While neural methods for text-to-speech (TTS) have shown great advances in modeling multiple speakers, even in zero-shot settings, the amount of data needed for those approaches is generally not feasible for the vast majority of the world's over 6,000 spoken languages.

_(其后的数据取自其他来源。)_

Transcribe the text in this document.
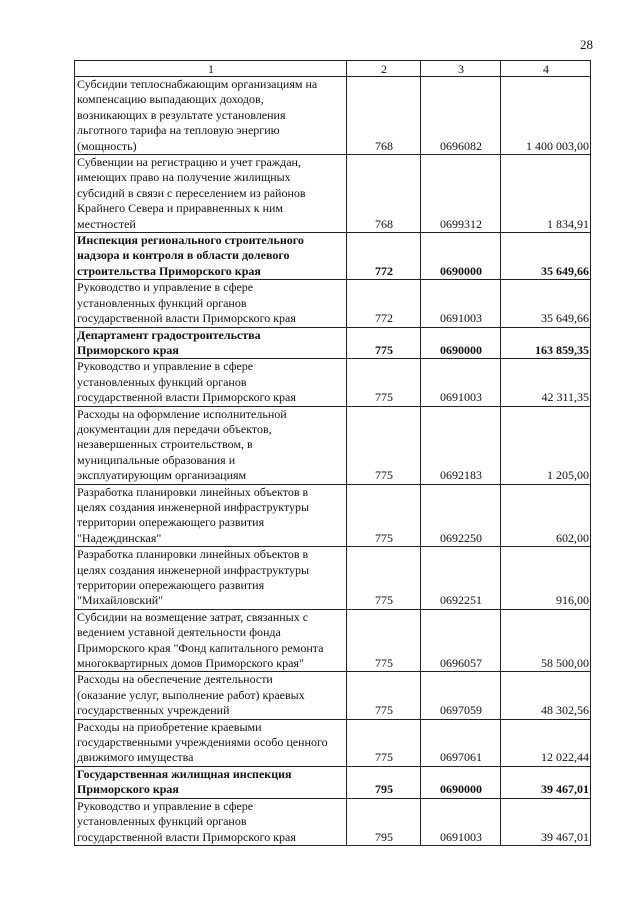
28
1	2	3	4
Субсидии теплоснабжающим организациям на
компенсацию выпадающих доходов,
возникающих в результате установления
льготного тарифа на тепловую энергию
(мощность)	768	0696082	1 400 003,00
Субвенции на регистрацию и учет граждан,
имеющих право на получение жилищных
субсидий в связи с переселением из районов
Крайнего Севера и приравненных к ним
местностей	768	0699312	1 834,91
Инспекция регионального строительного
надзора и контроля в области долевого
строительства Приморского края	772	0690000	35 649,66
Руководство и управление в сфере
установленных функций органов
государственной власти Приморского края	772	0691003	35 649,66
Департамент градостроительства
Приморского края	775	0690000	163 859,35
Руководство и управление в сфере
установленных функций органов
государственной власти Приморского края	775	0691003	42 311,35
Расходы на оформление исполнительной
документации для передачи объектов,
незавершенных строительством, в
муниципальные образования и
эксплуатирующим организациям	775	0692183	1 205,00
Разработка планировки линейных объектов в
целях создания инженерной инфраструктуры
территории опережающего развития
"Надеждинская"	775	0692250	602,00
Разработка планировки линейных объектов в
целях создания инженерной инфраструктуры
территории опережающего развития
"Михайловский"	775	0692251	916,00
Субсидии на возмещение затрат, связанных с
ведением уставной деятельности фонда
Приморского края "Фонд капитального ремонта
многоквартирных домов Приморского края"	775	0696057	58 500,00
Расходы на обеспечение деятельности
(оказание услуг, выполнение работ) краевых
государственных учреждений	775	0697059	48 302,56
Расходы на приобретение краевыми
государственными учреждениями особо ценного
движимого имущества	775	0697061	12 022,44
Государственная жилищная инспекция
Приморского края	795	0690000	39 467,01
Руководство и управление в сфере
установленных функций органов
государственной власти Приморского края	795	0691003	39 467,01
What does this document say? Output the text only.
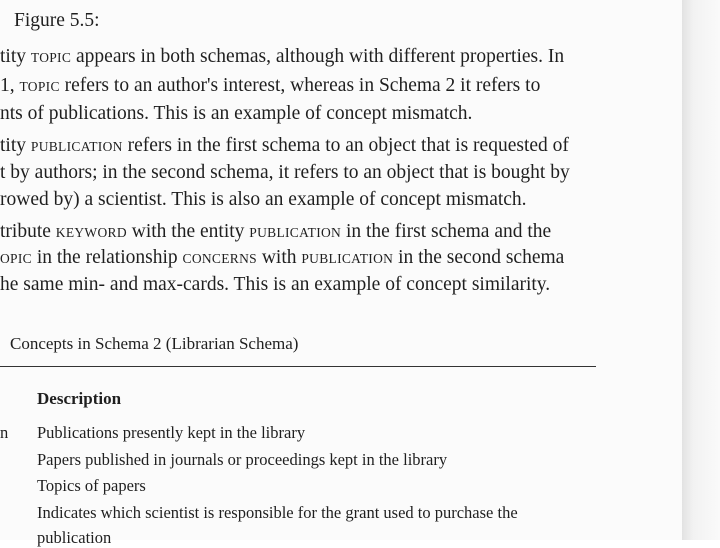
Figure 5.5:
tity TOPIC appears in both schemas, although with different properties. In
1, TOPIC refers to an author's interest, whereas in Schema 2 it refers to
nts of publications. This is an example of concept mismatch.
tity PUBLICATION refers in the first schema to an object that is requested of
t by authors; in the second schema, it refers to an object that is bought by
rowed by) a scientist. This is also an example of concept mismatch.
tribute KEYWORD with the entity PUBLICATION in the first schema and the
OPIC in the relationship CONCERNS with PUBLICATION in the second schema
he same min- and max-cards. This is an example of concept similarity.
Concepts in Schema 2 (Librarian Schema)
Description
n Publications presently kept in the library
Papers published in journals or proceedings kept in the library
Topics of papers
Indicates which scientist is responsible for the grant used to purchase the
publication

In this work, we bring together the tasks of zero-shot voice cloning and multilingual low-resource TTS. Using the language agnostic meta learning (LAML) procedure and modifications to a TTS encoder, we show that it is possible for a system to learn speaking a new language using just 5 minutes of training data while retaining the ability to infer the voice of even unseen speakers in the newly learned language. We show the success of our proposed approach in terms of intelligibility, naturalness and similarity to target speaker using objective metrics as well as human studies and provide our code and trained models open source.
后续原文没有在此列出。